C’est auprès de Thomas Hölscher lui-même que notre lectrice a acquis ses titres. Elle a reçu plus tard l’instruction d’une autre institution, la Coopérative d’achat suisse pour les valeurs tangibles digitalisées (SEDS), de transférer le montant de l’achat de titres sur le compte de la SGZ. SGZ avait ce même Thomas Hölscher comme président du conseil d’administration. Les deux coopératives comptaient parmi leurs organes dirigeants le Valaisan Egon Kuonen.

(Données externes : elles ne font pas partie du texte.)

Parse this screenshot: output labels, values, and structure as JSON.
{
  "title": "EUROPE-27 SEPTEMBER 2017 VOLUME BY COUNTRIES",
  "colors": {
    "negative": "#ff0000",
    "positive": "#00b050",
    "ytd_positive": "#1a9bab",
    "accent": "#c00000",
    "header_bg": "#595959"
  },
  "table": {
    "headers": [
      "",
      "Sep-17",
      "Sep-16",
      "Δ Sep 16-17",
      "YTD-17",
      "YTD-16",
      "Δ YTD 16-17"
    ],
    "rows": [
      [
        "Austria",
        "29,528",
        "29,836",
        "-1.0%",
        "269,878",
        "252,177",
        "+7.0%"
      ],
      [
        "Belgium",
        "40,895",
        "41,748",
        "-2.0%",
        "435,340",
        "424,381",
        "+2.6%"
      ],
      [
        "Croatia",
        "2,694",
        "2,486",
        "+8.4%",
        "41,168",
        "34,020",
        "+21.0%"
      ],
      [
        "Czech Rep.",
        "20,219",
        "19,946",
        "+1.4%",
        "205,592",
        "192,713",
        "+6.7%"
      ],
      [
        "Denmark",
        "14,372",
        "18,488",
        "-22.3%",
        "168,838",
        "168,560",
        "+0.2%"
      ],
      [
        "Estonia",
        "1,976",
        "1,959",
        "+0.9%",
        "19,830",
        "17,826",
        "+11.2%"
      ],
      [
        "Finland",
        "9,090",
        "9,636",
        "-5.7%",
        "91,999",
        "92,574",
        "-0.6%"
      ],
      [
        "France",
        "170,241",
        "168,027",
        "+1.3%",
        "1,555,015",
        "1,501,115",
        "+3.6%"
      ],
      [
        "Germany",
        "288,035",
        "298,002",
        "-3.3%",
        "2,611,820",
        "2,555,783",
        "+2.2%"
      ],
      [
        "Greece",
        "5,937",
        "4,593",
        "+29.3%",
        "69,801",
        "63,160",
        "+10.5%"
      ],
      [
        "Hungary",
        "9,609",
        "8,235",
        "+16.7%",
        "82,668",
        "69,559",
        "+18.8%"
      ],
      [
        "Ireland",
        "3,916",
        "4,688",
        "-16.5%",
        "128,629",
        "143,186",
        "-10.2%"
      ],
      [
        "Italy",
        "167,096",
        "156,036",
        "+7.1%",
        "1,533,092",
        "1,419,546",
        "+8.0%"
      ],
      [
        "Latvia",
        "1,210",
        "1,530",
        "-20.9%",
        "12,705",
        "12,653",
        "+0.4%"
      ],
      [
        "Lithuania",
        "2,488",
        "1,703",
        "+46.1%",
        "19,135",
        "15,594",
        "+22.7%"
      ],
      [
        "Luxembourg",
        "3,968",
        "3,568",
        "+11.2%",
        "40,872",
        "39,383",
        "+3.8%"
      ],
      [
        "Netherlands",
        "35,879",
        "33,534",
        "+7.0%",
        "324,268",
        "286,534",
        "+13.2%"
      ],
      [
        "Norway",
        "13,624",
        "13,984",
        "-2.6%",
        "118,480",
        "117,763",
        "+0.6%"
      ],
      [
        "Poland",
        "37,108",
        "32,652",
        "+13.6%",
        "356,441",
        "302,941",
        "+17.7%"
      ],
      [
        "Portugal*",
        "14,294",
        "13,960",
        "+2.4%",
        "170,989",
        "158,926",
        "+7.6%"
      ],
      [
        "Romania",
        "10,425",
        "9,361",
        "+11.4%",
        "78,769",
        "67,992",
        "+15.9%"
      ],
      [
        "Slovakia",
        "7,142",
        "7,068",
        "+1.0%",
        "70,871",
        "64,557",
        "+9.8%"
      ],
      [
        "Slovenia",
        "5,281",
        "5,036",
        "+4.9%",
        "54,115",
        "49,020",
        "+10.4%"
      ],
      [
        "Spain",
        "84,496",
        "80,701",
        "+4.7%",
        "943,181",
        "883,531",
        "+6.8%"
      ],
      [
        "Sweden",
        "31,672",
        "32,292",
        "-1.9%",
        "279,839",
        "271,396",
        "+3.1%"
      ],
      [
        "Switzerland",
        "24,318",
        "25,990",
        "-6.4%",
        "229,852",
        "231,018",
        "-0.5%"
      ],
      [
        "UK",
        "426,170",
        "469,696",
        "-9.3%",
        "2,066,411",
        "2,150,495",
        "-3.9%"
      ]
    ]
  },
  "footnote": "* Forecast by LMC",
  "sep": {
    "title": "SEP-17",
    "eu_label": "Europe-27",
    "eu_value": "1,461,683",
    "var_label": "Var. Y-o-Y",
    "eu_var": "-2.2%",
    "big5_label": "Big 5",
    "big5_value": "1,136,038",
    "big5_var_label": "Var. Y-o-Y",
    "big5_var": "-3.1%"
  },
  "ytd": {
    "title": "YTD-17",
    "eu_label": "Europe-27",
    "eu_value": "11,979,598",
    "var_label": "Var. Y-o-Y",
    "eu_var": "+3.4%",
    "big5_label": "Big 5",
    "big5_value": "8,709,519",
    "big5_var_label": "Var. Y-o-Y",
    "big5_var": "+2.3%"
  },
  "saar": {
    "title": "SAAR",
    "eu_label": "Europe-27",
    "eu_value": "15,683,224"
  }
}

C’est Egon Kuonen qui a conseillé notre lectrice et d’autres investisseurs via la messagerie Telegram et par YouTube lorsqu’ils avaient des questions sur leur investissement dans TH Mining.
Notre lectrice trouvait étrange que les conversations Telegram soient régulièrement effacées et que les vidéos YouTube ne puissent être visionnées qu’avec des codes. Rapidement, elle a voulu vendre une partie de ses bons de participation. Elle n’y est toujours pas parvenue. Egon Kuonen n’a cessé de la faire patienter. Il en a été de même pour d’autres lecteurs, assis sur des centaines de milliers de bons de participation pour lesquels il n’existe apparemment pas de marché. Et on ne sait pas ce qu’il est advenu des millions de francs payés pour les acheter.
Enquête en cours
C’est ce que les autorités de poursuite pénale veulent maintenant savoir plus précisément. En août 2023, le Ministère public du demi-canton de Nidwald a écrit à plusieurs centaines d’investisseurs. Il les informait qu’il menait une enquête pénale contre Thomas Hölscher pour soupçon d’escroquerie multiple. Il invitait les investisseurs à participer à la procédure pénale en tant que partie civile.
Thomas Hölscher affirme qu’il ne connaît pas d’investisseurs souhaitant vendre des bons de participation et ne trouvant pas d’acheteur. Il conseille aux vendeurs de s’adresser directement à TH Mining. Il ajoute que tous les détenteurs de certificats de participation de SGZ ont été payés. Comme la procédure préliminaire de l’enquête pénale menée par le ministère public de Nidwald n’est pas terminée, il n’a pas connaissance d’indices de faits relevant du droit pénal. Et de tels faits sont d’ailleurs peu probables puisqu’il n’y a pas de dommage, assure-t-il encore.
Ces propos rassurants n’aident pas Martina Adam. Personne n’a racheté ses bons de participation. En dernier lieu, il lui a été conseillé de s’adresser à la société de services informatiques Thats IT Services AG de Zoug, dont Thomas Hölscher a été administrateur. Le même a été nommé responsable de la liquidation de la SGZ en janvier 2022.
Christian Bütikofer / yg
Conseil
Les petits investisseurs ne devraient pas acheter d’actions d’entreprises qui ne sont pas cotées en bourse. De telles entreprises ne sont pas tenues à la transparence. Il n’y a souvent pas de marché pour leurs titres. L’investisseur qui veut récupérer sa mise doit s’attendre à une perte totale, quels que soient les fonds propres allégués par les entreprises et la modernité de la vente de leurs titres. Ainsi, la «tokenisation» des actions ne dit rien sur le sérieux d’une entreprise (Mon Argent n°6/2023).